Zacks Investment Research
Image Source: Zacks Investment Research

Vertiv posted a beat and raise period last quarter. Vertiv’s FY23 consensus EPS estimate has surged 27%, with FY24’s figure up 32% since then to help it land a Zacks Rank #1 (Strong Buy).

Zacks estimates call for VRT’s revenue to climb 20% this year and 8% higher in 2024 to hit $7.41 billion to help its adjusted earnings soar by 200% and 23%, respectively to reach $1.96 a share next year.

Zacks Investment Research
Image Source: Zacks Investment Research

Vertiv shares have jumped a whopping 178% in 2023 to close in on Nvidia’s 195%. Some might feel that VRT is a bit overheated. But it has already fallen from above overbought RSI levels to closer to neutral, while still trading near its early September highs. And it remains solidly above its 50-day moving average.

Despite its run, Vertiv trades at a 13% discount to the Zacks Tech sector at 20.5X forward 12-month earnings, which also marks 18% value vs. its own year-long highs. Wall Street is also very high on the stock, with eight of the nine brokerage recommendations Zacks has at “Strong Buys.”

ePlus Inc. ((PLUS - Free Report) )

ePlus is a top provider of technology solutions that span across data centers, the cloud, networking, security, collaboration, and artificial intelligence. The company's offerings include data center-as-a-service, DevOps, lifecycle and adoption services, automated machine learning, and much, much more. ePlus also has a financing unit, which helps it attract a wider array of customers.

ePlus grew its revenue by 16% in its fiscal 2022 and 14% in fiscal 2023. The firm in early August posted blowout Q1 fiscal 2024 results, topping our earnings and revenue estimates and providing upbeat guidance. The company’s consensus earnings estimate has climbed by 15% for the current year and 16% for next year since its release to help it grab a Zacks Rank #1 (Strong Buy).

Zacks Investment Research
Image Source: Zacks Investment Research

Zacks estimates call for ePlus to post 13% revenue growth in its FY24 and another 6% in FY25 to pull in $2.42 billion. The company’s adjusted earnings are projected to climb by 6% and 8%, respectively over the next two years. The nearby chart showcases that ePlus’ current outlook would mark the extension of its steady expansion over the last 25 years.

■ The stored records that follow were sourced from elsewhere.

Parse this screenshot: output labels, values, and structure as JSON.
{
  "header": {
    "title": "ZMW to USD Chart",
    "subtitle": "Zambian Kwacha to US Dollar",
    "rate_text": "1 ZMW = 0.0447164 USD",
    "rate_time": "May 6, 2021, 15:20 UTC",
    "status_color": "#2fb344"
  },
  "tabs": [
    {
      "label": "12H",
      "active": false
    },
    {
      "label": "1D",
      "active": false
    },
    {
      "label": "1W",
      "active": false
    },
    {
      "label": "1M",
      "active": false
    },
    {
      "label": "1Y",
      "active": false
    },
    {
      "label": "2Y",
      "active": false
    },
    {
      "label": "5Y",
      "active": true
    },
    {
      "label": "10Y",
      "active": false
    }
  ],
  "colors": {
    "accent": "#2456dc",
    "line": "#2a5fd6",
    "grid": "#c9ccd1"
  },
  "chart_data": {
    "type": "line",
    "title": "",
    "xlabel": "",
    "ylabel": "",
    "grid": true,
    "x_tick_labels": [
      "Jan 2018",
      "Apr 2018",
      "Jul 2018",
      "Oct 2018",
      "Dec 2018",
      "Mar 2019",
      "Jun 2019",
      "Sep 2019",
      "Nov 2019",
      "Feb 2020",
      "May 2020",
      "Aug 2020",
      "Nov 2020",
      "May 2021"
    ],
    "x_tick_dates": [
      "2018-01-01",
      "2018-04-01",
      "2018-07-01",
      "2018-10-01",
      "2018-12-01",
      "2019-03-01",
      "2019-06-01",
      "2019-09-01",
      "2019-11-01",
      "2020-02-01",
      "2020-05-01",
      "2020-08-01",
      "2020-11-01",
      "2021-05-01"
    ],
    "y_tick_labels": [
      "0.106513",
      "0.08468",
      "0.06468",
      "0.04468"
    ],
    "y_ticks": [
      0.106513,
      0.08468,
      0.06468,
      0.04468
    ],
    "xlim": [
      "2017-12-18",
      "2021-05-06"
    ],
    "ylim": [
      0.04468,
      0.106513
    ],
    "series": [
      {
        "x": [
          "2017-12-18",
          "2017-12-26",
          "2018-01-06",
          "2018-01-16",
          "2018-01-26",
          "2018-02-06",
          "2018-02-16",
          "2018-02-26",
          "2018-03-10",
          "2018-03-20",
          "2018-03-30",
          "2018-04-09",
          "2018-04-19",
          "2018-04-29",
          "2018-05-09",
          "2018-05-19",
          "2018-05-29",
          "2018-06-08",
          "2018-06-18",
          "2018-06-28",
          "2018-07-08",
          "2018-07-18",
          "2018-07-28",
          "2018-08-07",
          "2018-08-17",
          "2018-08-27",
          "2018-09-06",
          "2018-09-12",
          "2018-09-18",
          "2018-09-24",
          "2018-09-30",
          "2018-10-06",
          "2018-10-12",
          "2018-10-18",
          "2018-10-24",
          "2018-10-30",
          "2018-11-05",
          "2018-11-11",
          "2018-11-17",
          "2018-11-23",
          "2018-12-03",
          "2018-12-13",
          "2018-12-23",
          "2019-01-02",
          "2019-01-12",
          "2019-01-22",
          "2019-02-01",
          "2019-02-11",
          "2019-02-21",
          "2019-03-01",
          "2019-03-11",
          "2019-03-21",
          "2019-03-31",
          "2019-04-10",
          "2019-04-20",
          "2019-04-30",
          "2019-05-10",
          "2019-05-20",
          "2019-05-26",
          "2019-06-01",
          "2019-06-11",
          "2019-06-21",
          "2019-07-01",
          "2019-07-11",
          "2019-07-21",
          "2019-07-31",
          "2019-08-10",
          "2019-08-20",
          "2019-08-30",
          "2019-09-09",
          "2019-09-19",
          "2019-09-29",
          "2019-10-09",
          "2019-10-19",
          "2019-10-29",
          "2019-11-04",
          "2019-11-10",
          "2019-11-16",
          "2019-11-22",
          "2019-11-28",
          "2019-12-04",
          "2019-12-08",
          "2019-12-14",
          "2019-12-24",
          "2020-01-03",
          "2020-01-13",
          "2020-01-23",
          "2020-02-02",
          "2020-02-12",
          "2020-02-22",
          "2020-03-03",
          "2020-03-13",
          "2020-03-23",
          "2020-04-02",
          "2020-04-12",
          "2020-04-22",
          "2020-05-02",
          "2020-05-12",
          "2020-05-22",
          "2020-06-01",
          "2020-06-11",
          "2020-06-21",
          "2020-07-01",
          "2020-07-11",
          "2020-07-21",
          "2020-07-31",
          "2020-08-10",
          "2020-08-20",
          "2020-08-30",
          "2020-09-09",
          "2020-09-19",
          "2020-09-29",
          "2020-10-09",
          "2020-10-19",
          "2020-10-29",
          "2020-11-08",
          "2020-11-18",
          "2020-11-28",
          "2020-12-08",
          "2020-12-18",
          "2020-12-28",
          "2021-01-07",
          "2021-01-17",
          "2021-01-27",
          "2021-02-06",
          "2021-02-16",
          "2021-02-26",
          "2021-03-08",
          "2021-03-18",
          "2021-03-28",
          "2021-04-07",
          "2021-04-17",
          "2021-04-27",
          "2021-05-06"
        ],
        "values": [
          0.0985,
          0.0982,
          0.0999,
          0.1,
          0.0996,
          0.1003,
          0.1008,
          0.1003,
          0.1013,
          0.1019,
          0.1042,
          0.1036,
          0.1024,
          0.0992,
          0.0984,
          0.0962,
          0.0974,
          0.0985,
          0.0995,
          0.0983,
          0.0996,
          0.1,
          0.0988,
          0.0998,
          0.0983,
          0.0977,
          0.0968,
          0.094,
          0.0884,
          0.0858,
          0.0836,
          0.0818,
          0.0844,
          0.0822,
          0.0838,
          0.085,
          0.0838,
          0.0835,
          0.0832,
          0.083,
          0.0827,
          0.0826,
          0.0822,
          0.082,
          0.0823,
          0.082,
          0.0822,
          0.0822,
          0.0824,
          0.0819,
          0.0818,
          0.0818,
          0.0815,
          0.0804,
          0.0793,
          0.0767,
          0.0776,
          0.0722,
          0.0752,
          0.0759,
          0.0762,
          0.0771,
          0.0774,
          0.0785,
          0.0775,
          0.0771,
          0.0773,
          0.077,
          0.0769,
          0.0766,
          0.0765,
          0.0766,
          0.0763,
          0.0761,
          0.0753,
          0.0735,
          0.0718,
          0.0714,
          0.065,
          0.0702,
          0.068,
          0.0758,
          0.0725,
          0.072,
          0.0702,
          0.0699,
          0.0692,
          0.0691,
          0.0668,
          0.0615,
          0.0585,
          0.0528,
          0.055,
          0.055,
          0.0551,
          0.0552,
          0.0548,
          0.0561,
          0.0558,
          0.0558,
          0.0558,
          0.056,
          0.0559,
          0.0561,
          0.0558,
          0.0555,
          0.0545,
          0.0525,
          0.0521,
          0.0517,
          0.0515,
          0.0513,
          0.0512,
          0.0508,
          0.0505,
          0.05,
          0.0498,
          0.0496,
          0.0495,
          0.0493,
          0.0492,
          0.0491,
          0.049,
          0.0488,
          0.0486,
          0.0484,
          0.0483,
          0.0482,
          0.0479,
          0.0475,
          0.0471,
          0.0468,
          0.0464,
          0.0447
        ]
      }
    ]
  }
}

PLUS shares have soared 364% over the last decade to easily outpace the Zacks Tech sector’s 240% climb. This impressive stretch includes a 47% surge during the past 12 months and a 42% YTD run. The stock recently found support at its 50-day moving average and it sits at neutral RSI levels.

Zacks Investment Research
Image Source: Zacks Investment Research

On the valuation front, ePlus trades at a 40% discount to its decade-long highs at 12.8X forward 12-month earnings and 45% below the Zacks Tech sector. And ePlus is part of the Zacks Business - Software Services industry that currently ranks in the top 25% of over 250 Zacks industries.